Y para cubrir los déficits de un Estado que gasta más de lo que le ingresa, la carrera de endeudamiento fue siempre solución, en un mundo con mucho capital ocioso buscando acreedores. El cielo se tomó por techo de la deuda. De menos de dos mil millones de dólares de saldo de la misma cuando asumieron el poder, en 1978, en cinco periodos de gobierno del PLD se han tomado préstamos por más de 40 mil millones de dólares. Y todo ese dinero no ha servido para desarrollar nada que no sean los bolsillos de los comisionistas.
Contábamos con que se podría mantener la burbuja por tiempo indefinido. La meta de diez millones de visitantes ofrecían en el turismo un “conuco” creciente y seguro. Las remesas, que se hicieron pieza fundamental de la dieta y del confort consumista, tenían la garantía de las economías más poderosas del planeta. Además, por qué preocuparnos si “el Estado nunca quiebra”. Y aún si las cosas fueran muy mal nos quedaba el camino de estimular el éxodo, legal o ilegal. Pero ese también se dañó: ahora nadie nos quiere ni puede soportar más migrantes. Sólo en Estados Unidos se habla de más de 30 millones de nuevos desempleados en lo que va de año.

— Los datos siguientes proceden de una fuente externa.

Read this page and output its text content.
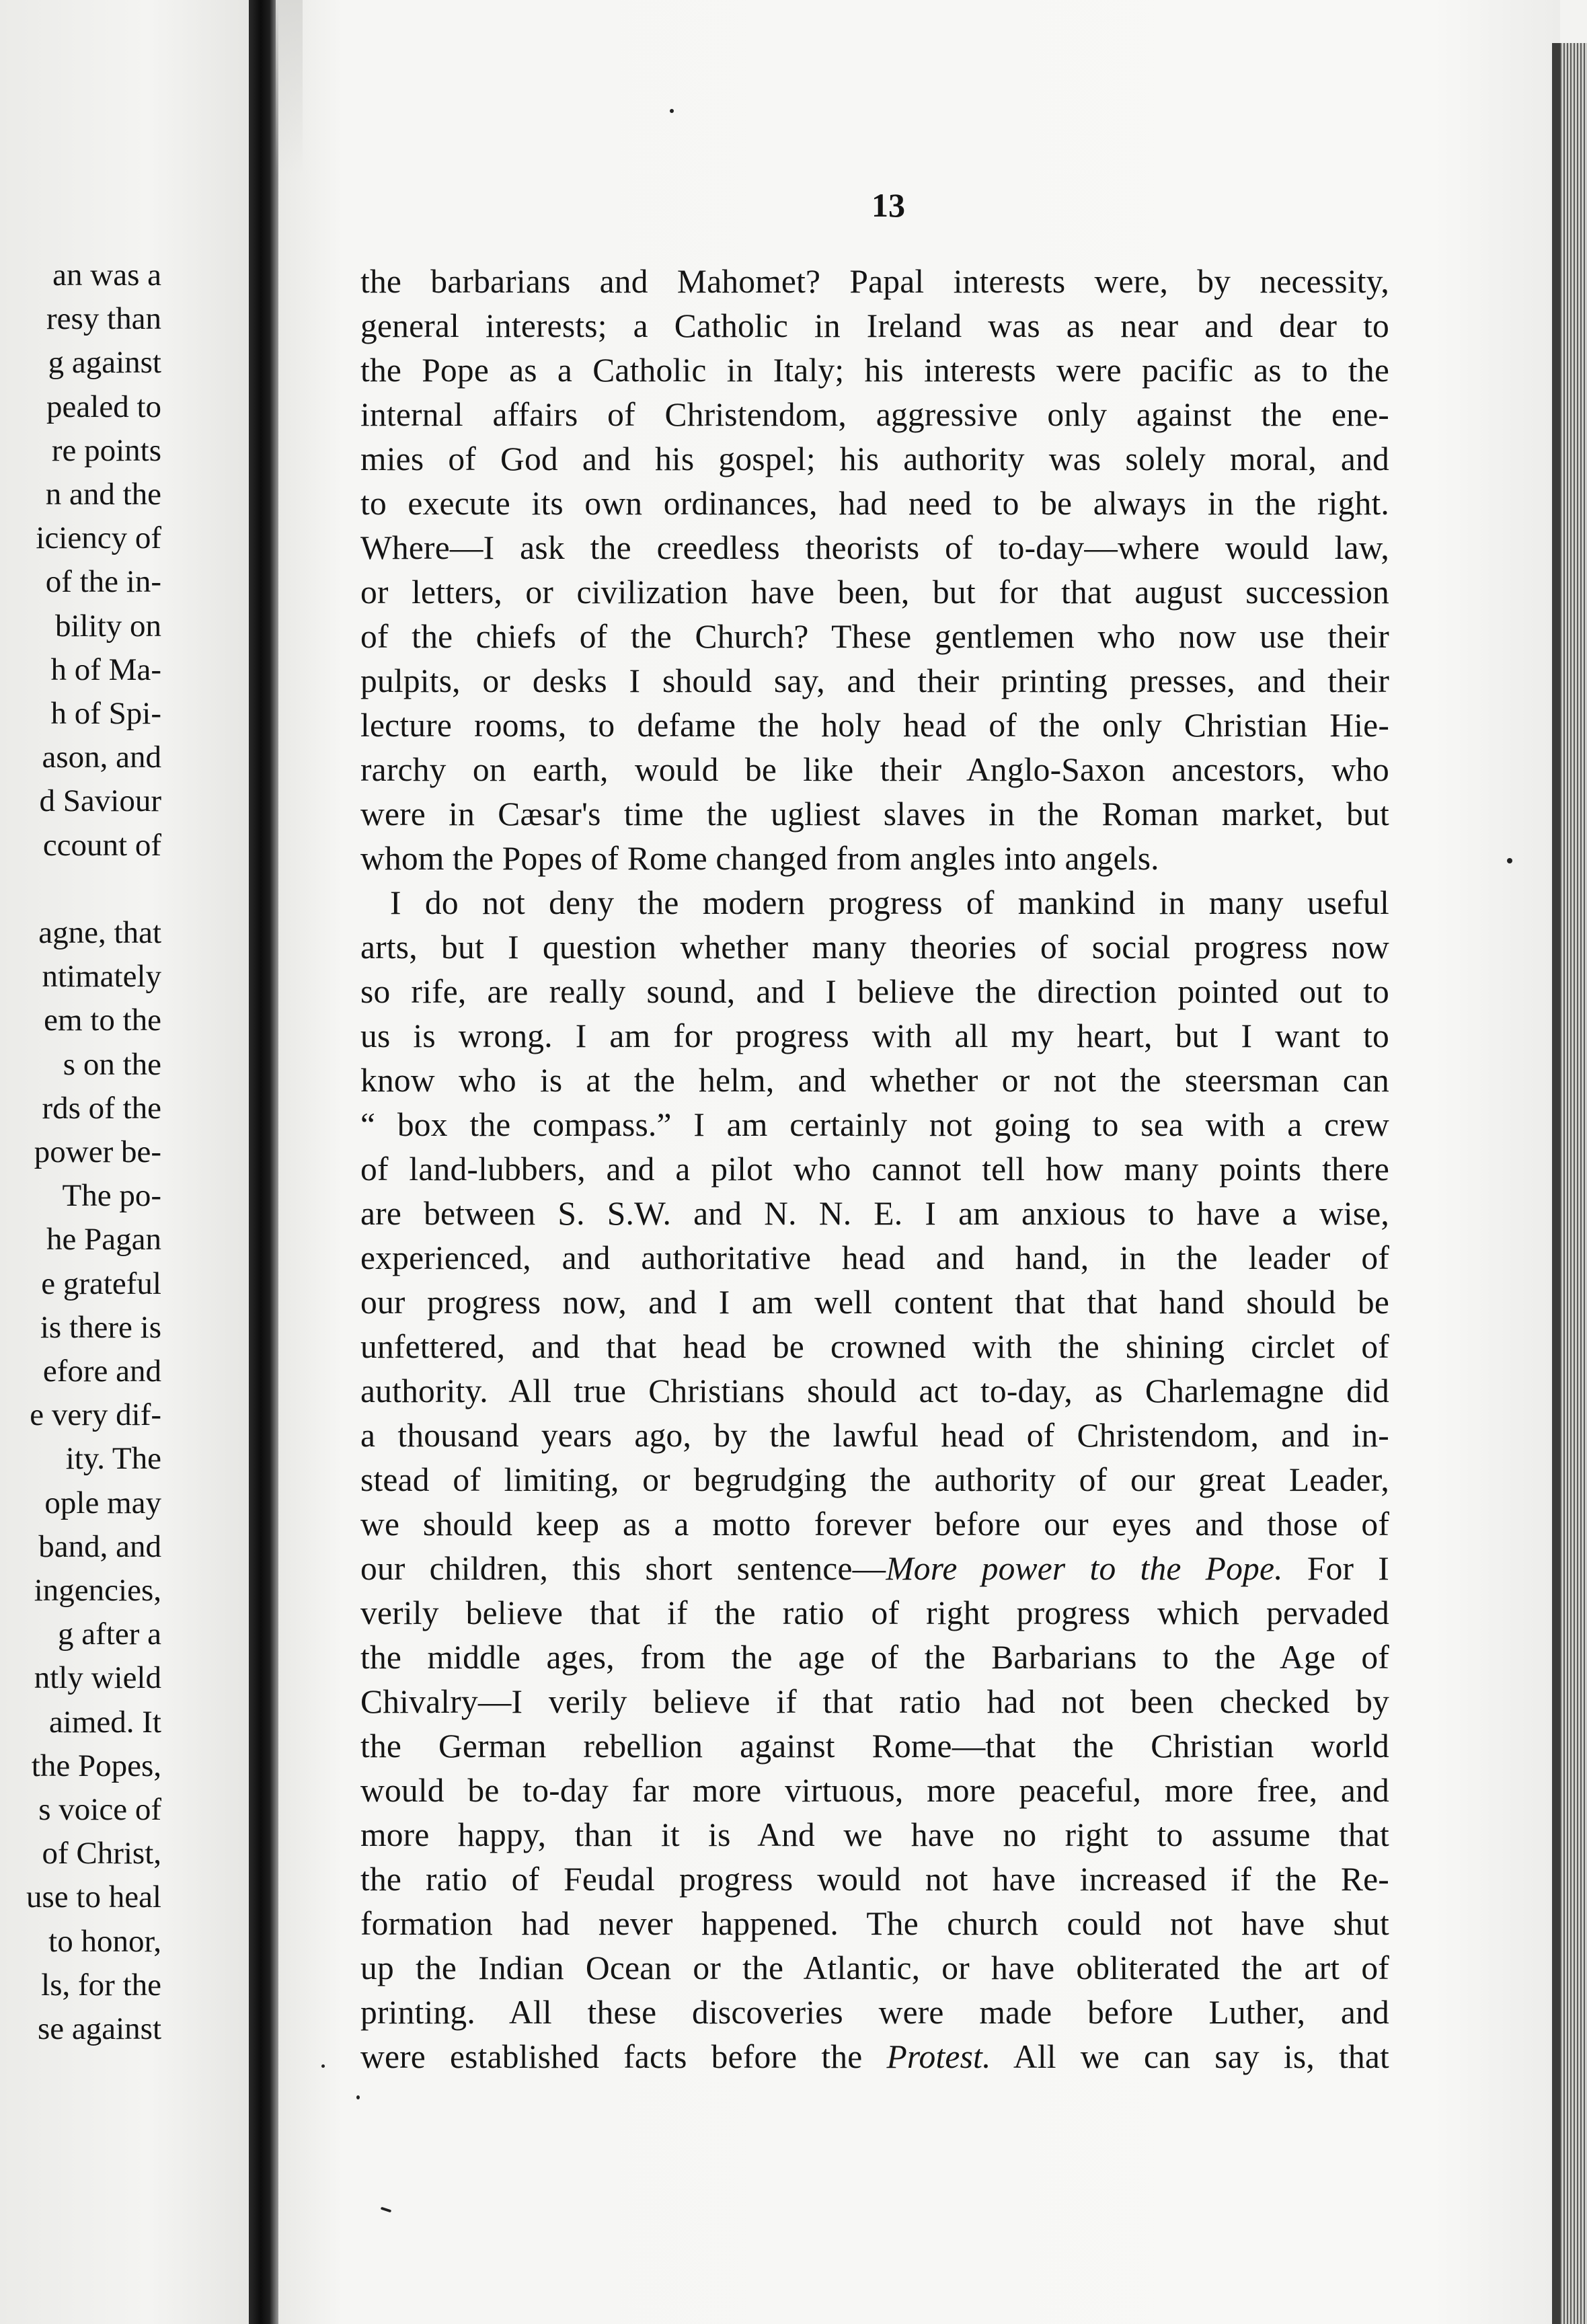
an was a
resy than
g against
pealed to
re points
n and the
iciency of
of the in-
bility on
h of Ma-
h of Spi-
ason, and
d Saviour
ccount of
agne, that
ntimately
em to the
s on the
rds of the
power be-
The po-
he Pagan
e grateful
is there is
efore and
e very dif-
ity. The
ople may
band, and
ingencies,
g after a
ntly wield
aimed. It
the Popes,
s voice of
of Christ,
use to heal
to honor,
ls, for the
se against
13
the barbarians and Mahomet? Papal interests were, by necessity,
general interests; a Catholic in Ireland was as near and dear to
the Pope as a Catholic in Italy; his interests were pacific as to the
internal affairs of Christendom, aggressive only against the ene-
mies of God and his gospel; his authority was solely moral, and
to execute its own ordinances, had need to be always in the right.
Where—I ask the creedless theorists of to-day—where would law,
or letters, or civilization have been, but for that august succession
of the chiefs of the Church? These gentlemen who now use their
pulpits, or desks I should say, and their printing presses, and their
lecture rooms, to defame the holy head of the only Christian Hie-
rarchy on earth, would be like their Anglo-Saxon ancestors, who
were in Cæsar's time the ugliest slaves in the Roman market, but
whom the Popes of Rome changed from angles into angels.
I do not deny the modern progress of mankind in many useful
arts, but I question whether many theories of social progress now
so rife, are really sound, and I believe the direction pointed out to
us is wrong. I am for progress with all my heart, but I want to
know who is at the helm, and whether or not the steersman can
“ box the compass.” I am certainly not going to sea with a crew
of land-lubbers, and a pilot who cannot tell how many points there
are between S. S.W. and N. N. E. I am anxious to have a wise,
experienced, and authoritative head and hand, in the leader of
our progress now, and I am well content that that hand should be
unfettered, and that head be crowned with the shining circlet of
authority. All true Christians should act to-day, as Charlemagne did
a thousand years ago, by the lawful head of Christendom, and in-
stead of limiting, or begrudging the authority of our great Leader,
we should keep as a motto forever before our eyes and those of
our children, this short sentence—More power to the Pope. For I
verily believe that if the ratio of right progress which pervaded
the middle ages, from the age of the Barbarians to the Age of
Chivalry—I verily believe if that ratio had not been checked by
the German rebellion against Rome—that the Christian world
would be to-day far more virtuous, more peaceful, more free, and
more happy, than it is And we have no right to assume that
the ratio of Feudal progress would not have increased if the Re-
formation had never happened. The church could not have shut
up the Indian Ocean or the Atlantic, or have obliterated the art of
printing. All these discoveries were made before Luther, and
were established facts before the Protest. All we can say is, that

De repente, la gente que estaba distraída en la “fiesta” parece intuir que, como a los “indios”, nos cambiaron nuestras certezas por espejitos o, más bien, por espejismos. El Progreso ni el desarrollo podrán permanecer de pie en los días por venir. Las esperanzas de crecimiento sostenido se nos escapan por las comisuras de los dedos como si fueran “líquidos”. Grandes turbulencias sacudirán la tectónica económica y social. Sin el Coronavirus se venía fraguando la crisis. La pandemia la anticipa, la acelera y la potencia.
Preparémonos para pasar factura del engaño. El gobierno que llegará con el cambio debe empezar por los corruptos, desembolsillando lo ajeno. Mucho se necesitará el dinero robado para poner a andar el país. Eso no bastará para salir del atolladero, pero por algún lado hay que empezar. El gran desafío será poner en pie el moribundo que dejará el PLD al salir del gobierno. Poner en pie la momia neoliberal ha terminado poniendo en peligro de muerte al país. No obstante, encontraremos por donde volver a andar.